Street car or racer? both actually.

Ferrari F35 Image

During the 1990s the Ferrari F355 became, at the time, the best selling Ferrari ever. It was easy to see why.

Anyone who parked an F355 for any length of time can expect to come back to find a crowd of admirers gazing hungrily at it! This car has sex appeal writ large. It is obviously a racing car, which had been adapted for street use, and adapted very well indeed. A rich man's plaything in fact.

It had been developed from the earlier 348, which was a mid-to-rear engined two seater with a 3.4 litre V8 engine pushing out nearly 300 horsepower. It was very popular because of it's looks, power and Ferrari design, selling just under 9000 units during a six year production run between 1986 and 1995. This beast had two drawbacks however.
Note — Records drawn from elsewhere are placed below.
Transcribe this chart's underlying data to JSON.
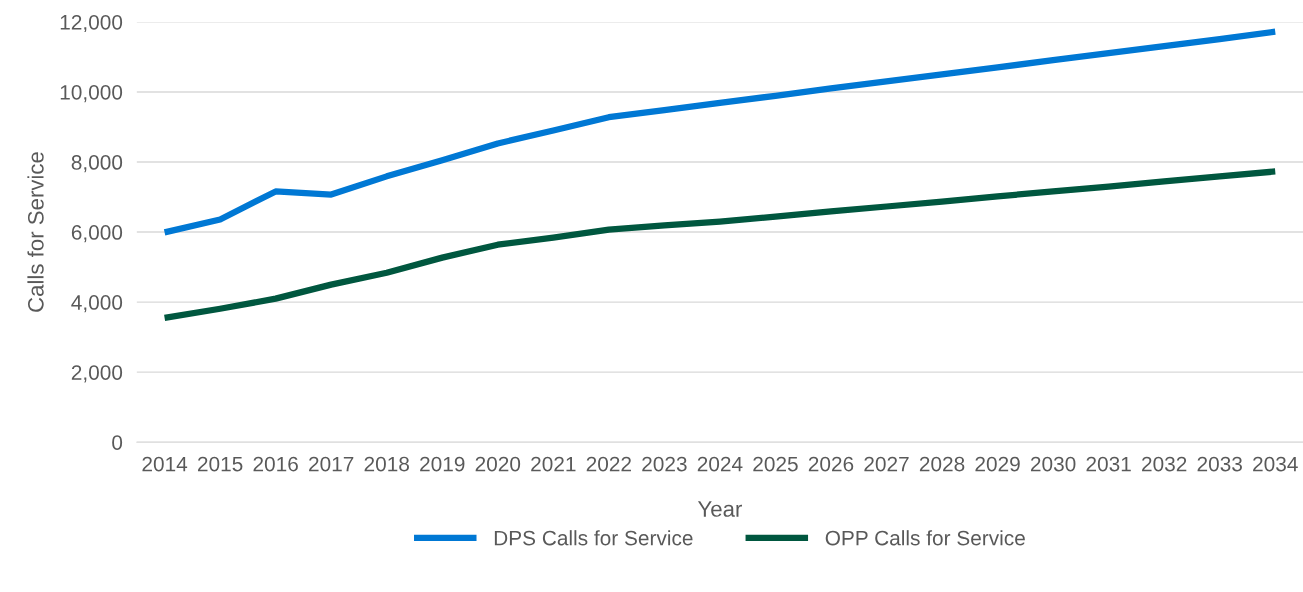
{
  "chart_data": {
    "type": "line",
    "xlabel": "Year",
    "ylabel": "Calls for Service",
    "categories": [
      "2014",
      "2015",
      "2016",
      "2017",
      "2018",
      "2019",
      "2020",
      "2021",
      "2022",
      "2023",
      "2024",
      "2025",
      "2026",
      "2027",
      "2028",
      "2029",
      "2030",
      "2031",
      "2032",
      "2033",
      "2034"
    ],
    "series": [
      {
        "name": "DPS Calls for Service",
        "color": "#0078d4",
        "values": [
          5990,
          6360,
          7160,
          7070,
          7590,
          8050,
          8530,
          8900,
          9280,
          9480,
          9690,
          9890,
          10100,
          10300,
          10500,
          10700,
          10910,
          11110,
          11310,
          11510,
          11720
        ]
      },
      {
        "name": "OPP Calls for Service",
        "color": "#00573f",
        "values": [
          3550,
          3810,
          4100,
          4500,
          4840,
          5270,
          5640,
          5840,
          6070,
          6190,
          6300,
          6440,
          6590,
          6730,
          6870,
          7020,
          7160,
          7300,
          7450,
          7590,
          7730
        ]
      }
    ],
    "ylim": [
      0,
      12000
    ],
    "yticks": [
      {
        "value": 0,
        "label": "0"
      },
      {
        "value": 2000,
        "label": "2,000"
      },
      {
        "value": 4000,
        "label": "4,000"
      },
      {
        "value": 6000,
        "label": "6,000"
      },
      {
        "value": 8000,
        "label": "8,000"
      },
      {
        "value": 10000,
        "label": "10,000"
      },
      {
        "value": 12000,
        "label": "12,000"
      }
    ],
    "grid": "y",
    "legend": "bottom",
    "marker": "none",
    "line_style": "solid"
  }
}
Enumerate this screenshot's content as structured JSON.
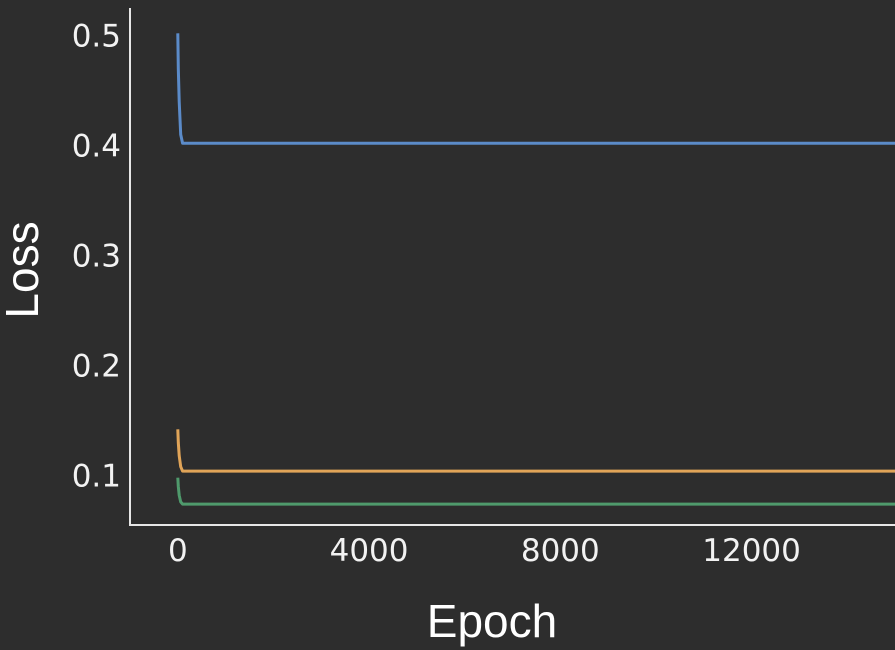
{
  "chart_data": {
    "type": "line",
    "title": "",
    "xlabel": "Epoch",
    "ylabel": "Loss",
    "xlim": [
      -1000,
      15000
    ],
    "ylim": [
      0.055,
      0.525
    ],
    "x_ticks": [
      0,
      4000,
      8000,
      12000
    ],
    "x_tick_labels": [
      "0",
      "4000",
      "8000",
      "12000"
    ],
    "y_ticks": [
      0.1,
      0.2,
      0.3,
      0.4,
      0.5
    ],
    "y_tick_labels": [
      "0.1",
      "0.2",
      "0.3",
      "0.4",
      "0.5"
    ],
    "grid": false,
    "series": [
      {
        "color": "#5b8bc9",
        "x": [
          0,
          10,
          30,
          60,
          100,
          15000
        ],
        "y": [
          0.502,
          0.47,
          0.44,
          0.41,
          0.402,
          0.402
        ]
      },
      {
        "color": "#e0a458",
        "x": [
          0,
          10,
          30,
          60,
          100,
          15000
        ],
        "y": [
          0.142,
          0.13,
          0.118,
          0.108,
          0.104,
          0.104
        ]
      },
      {
        "color": "#4f9a6c",
        "x": [
          0,
          10,
          30,
          60,
          100,
          15000
        ],
        "y": [
          0.098,
          0.09,
          0.082,
          0.076,
          0.074,
          0.074
        ]
      }
    ]
  }
}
Even though steering was light and precise at speed it was not terribly comfortable to drive in slow traffic. It also had a tendency to oversteer when pushed to it's limit. The 355 was designed to eliminate these issues.

Power output was to be increased to not only provide more speed and higher acceleration but also to make it more docile for town use. This was achieved partly by increasing displacement slightly from 3.4 litre to 3.5 litre but what really made a difference was the multivalve cylinder head. Instead of a single valve per cylinder to draw the fuel in, and another to expel the exhaust gases, this engine had three inlet valves and two exhaust valves per cylinder, which the Ferrari engineers had found to give the best balance to provide maximum power output and the potential for higher revolutions per minute. This engine was given a thorough testing at the company's own Maranello test track where, pitted against a standard 348, it completed the course seven seconds ahead of it's rival.

Styling was influenced by windtunnel tests, of which over 1300 hours were logged. It was found that a small spoiler on the rear tail helped to give better airflow and an underbody tray generated extra downforce to help the car stay on the road at high speed. A lighter clutch than normal was fitted with a smoother five-speed gearbox; there was even the option of a racing style finger operated shift situated behind the steering wheel, which was typical of their Formula One racing cars; as were the titanium alloy conrods, which up until then had been the exclusive preserve of pure racing cars.

Even the best designed cars cannot be guaranteed to be free of faults however. A recall was necessary in 2009 of 2400 cars in the United States when it was found that a screw clamp to a fuel supply line had been incorrectly placed; this could cause wear on the fuel line allowing for a possible leakage of fuel close to the engine, and this did in fact cause at least one fire. However despite this very few minor modifications were necessary throughout the rest of the production run. A total of more than 11,200 cars were sold during the five-year period; a Ferrari record at the time.